Monday Mornings by Sanjay Gupta

Library Journal –

In his first novel, neurosurgeon and CNN medical reporter Gupta follows the professional and personal lives of five doctors at Chelsea General Hospital in Michigan. Ty Wilson, Tina Ridgeway, and Sung Park are neurosurgeons; Sydney Saxena is a cardiothoracic surgeon; and George Villanueva is chief of the emergency department. The book's title refers to conferences held early on Mondays at which hospital physicians must acknowledge and learn from their mistakes. Wilson, who is having an affair with the married Ridgeway, must appear at one of these conferences after his overconfidence results in the death of a young boy. Park and Saxena both drive themselves relentlessly as they vie eventually to replace "the Boss," chief of medical staff Harding Hooten. Former pro-football player Villanueva is trying to reconnect with his estranged teenage son, who lives with Villanueva's ex-wife. VERDICT Anyone who enjoys medical fiction should like this novel, despite a few less-than-realistic plot developments.
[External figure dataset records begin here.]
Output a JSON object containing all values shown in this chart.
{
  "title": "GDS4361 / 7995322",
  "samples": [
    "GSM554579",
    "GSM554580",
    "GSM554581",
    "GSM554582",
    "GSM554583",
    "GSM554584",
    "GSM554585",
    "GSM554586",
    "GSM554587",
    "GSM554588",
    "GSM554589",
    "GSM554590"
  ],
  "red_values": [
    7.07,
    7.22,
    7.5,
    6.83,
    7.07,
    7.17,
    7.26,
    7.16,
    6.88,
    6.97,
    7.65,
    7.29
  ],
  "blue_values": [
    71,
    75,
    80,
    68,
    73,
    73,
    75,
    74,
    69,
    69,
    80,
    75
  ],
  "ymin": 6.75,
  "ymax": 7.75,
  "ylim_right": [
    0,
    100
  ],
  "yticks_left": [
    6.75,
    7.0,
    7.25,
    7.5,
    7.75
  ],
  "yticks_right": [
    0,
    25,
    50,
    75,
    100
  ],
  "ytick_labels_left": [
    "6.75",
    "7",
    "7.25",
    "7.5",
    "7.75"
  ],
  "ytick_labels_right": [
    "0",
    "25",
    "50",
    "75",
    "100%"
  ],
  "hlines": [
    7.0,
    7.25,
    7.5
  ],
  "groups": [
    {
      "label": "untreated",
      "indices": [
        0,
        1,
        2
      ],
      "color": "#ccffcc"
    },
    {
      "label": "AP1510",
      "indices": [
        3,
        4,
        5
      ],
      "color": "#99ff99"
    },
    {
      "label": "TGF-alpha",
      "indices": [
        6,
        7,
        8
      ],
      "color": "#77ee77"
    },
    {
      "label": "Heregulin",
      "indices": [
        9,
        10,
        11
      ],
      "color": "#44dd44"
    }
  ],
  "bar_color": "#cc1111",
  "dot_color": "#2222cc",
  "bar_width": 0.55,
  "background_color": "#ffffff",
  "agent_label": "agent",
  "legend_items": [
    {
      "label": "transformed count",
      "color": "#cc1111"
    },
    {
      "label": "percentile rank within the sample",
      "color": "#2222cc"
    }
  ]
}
Gupta keeps his numerous characters and their intermingled lives and crises in play and convinces readers to care about each one.


 
Bringing Up Bebe: One American Mother Discovers the Wisdom of French Parenting By Pamela Druckerman

Kirkus Reviews –

The author of a cross-cultural study on infidelity turns her judicious eye to the differences between American and Parisian childrearing. When Druckerman (Lust in Translation, 2007) was laid off from her job as an international reporter for the Wall Street Journal, she willingly reunited with British journalist Simon, whom she'd met six months earlier. Their romance relocated her to his "two-room bachelor pad" in Paris where an expected culture clash awaited. An "Atkins-leaning vegetarian," Druckerman found particular discordance with Parisian cuisine and social norms. After getting pregnant, the author became obsessively worrisome and at odds with the structure of French childbirth and childrearing, though she was amazed at how inexplicably well-behaved and good-natured Parisian children seemed. Intent on uncovering the secret to French nurturing, she began some "investigative parenting," and the American expat waded through her daughter Bean's crucial developmental years fortified by what Parisian parents taught their own children. Druckerman's epiphanies include how months-old French babies sleep through the night via the "pause" technique and, soon after, are taught the art of patience. She demystifies the day-care "crèche" and preschool "maternelle," and how French mothers return to top physical shape (and their jobs) following childbirth. The author is a delightfully droll storyteller with an effortless gift of gab that translates well to the page. She backs up assumptions and associated explorations with historical parenting examples and comparisons that temper her skepticisms with an authoritative air. With twins on the way, Druckerman eventually acclimated to the guarded, good-natured bonhomie of Paris and struck a happy medium between French methods and her own parenting preferences. A quirky family saga of an American mother in Paris.